The Kanheri Caves situated amidst dense forest, are an ancient Buddhist site dating back to ~2BCE. Interesting at all times, they are magical during the monsoons when the surroundings are a lush, verdant green replete with waterfalls.
We went there twice recently within a span of 10 days. The first visit was during a bout of heavy rains and the caves had transformed into waterfall wonderland when the focus of the visit was the gushing water rather than the heritage. The second visit was dry but overcast, ideal for exploring the caves though a tad slippery!
The caves are situated within the Sanjay Gandhi National Park at Borivali East, about 4km from the main entrance to the park. One can walk or cycle the distance to the caves along the road through the forest, or drive (only private cars/bikes, private taxis are allowed - no autos, no black/yellow cabs) or take a shuttle bus (not on Thu). Note that the Park opens at 07:30 but the caves open only at 09:00.
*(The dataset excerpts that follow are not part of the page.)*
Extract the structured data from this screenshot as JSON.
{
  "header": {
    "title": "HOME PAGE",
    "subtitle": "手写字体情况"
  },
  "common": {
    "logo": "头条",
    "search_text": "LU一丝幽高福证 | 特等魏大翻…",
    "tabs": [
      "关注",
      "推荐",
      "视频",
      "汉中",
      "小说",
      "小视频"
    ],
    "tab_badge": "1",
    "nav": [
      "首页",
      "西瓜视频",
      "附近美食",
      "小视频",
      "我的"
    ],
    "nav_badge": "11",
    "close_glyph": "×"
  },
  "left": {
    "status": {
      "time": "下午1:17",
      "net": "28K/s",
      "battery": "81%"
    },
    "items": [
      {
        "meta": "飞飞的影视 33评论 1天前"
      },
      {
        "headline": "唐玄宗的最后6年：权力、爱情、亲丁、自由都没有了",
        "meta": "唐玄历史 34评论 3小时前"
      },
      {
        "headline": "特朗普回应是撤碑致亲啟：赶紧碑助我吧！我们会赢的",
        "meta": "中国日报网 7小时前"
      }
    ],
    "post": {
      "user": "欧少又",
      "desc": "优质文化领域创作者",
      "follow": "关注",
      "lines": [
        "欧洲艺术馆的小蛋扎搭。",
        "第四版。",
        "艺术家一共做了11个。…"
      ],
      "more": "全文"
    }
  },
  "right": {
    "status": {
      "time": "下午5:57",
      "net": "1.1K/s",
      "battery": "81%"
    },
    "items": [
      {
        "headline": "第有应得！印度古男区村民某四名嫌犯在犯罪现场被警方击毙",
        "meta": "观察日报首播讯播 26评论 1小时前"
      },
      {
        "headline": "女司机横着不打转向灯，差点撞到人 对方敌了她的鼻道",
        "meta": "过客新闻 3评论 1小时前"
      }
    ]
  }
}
Some of the caves have beautiful stone carvings - notably Cave 2, 3 with its big chaitya hall and two colossal Buddhas, 4, 41 with its unique eleven headed Avalokitesvara, 67 the Chitrashaala and more ... don't remember the numbers! Most though are austere cells, some are unfinished, some almost 'caving' in so to speak. Cave 34 still has remnants of painting on the ceiling though it is very dark. The necropolis is supposed to be Cave 89, we could not go there this time as it was far too slippery, better for a dry season visit. Overall, this is an exciting experience being a unique combination of a heritage site in the middle of a forest. Kanheri surely deserves a UNESCO Heritage tag and I hope it gets it one day.
The ASI who administers the caves, has a posse of security guards on duty these days. This is most reassuring as in the past there were several incidents of robbery at Kanheri especially in the more remote cave sites. Another plus point is that proper walkways have been made, making it easy to navigate the site. Previously it was rubble or narrow stone pathways. Some of the original steep stone stairs are still there, leading to the top of the basalt plateau with nice views of the forest, the city and Tulsi Lake.
I have been going to Kanheri for the past forty years or so and I highly recommend this visit. Food is available from a stall at the caves entrance and also from the stalls that the Adivasi forest dwellers put up along the roadside. Otherwise, pack your own picnic and enjoy! Weekends especially monsoon weekends are VERY crowded and highly avoidable if you want peace and quiet.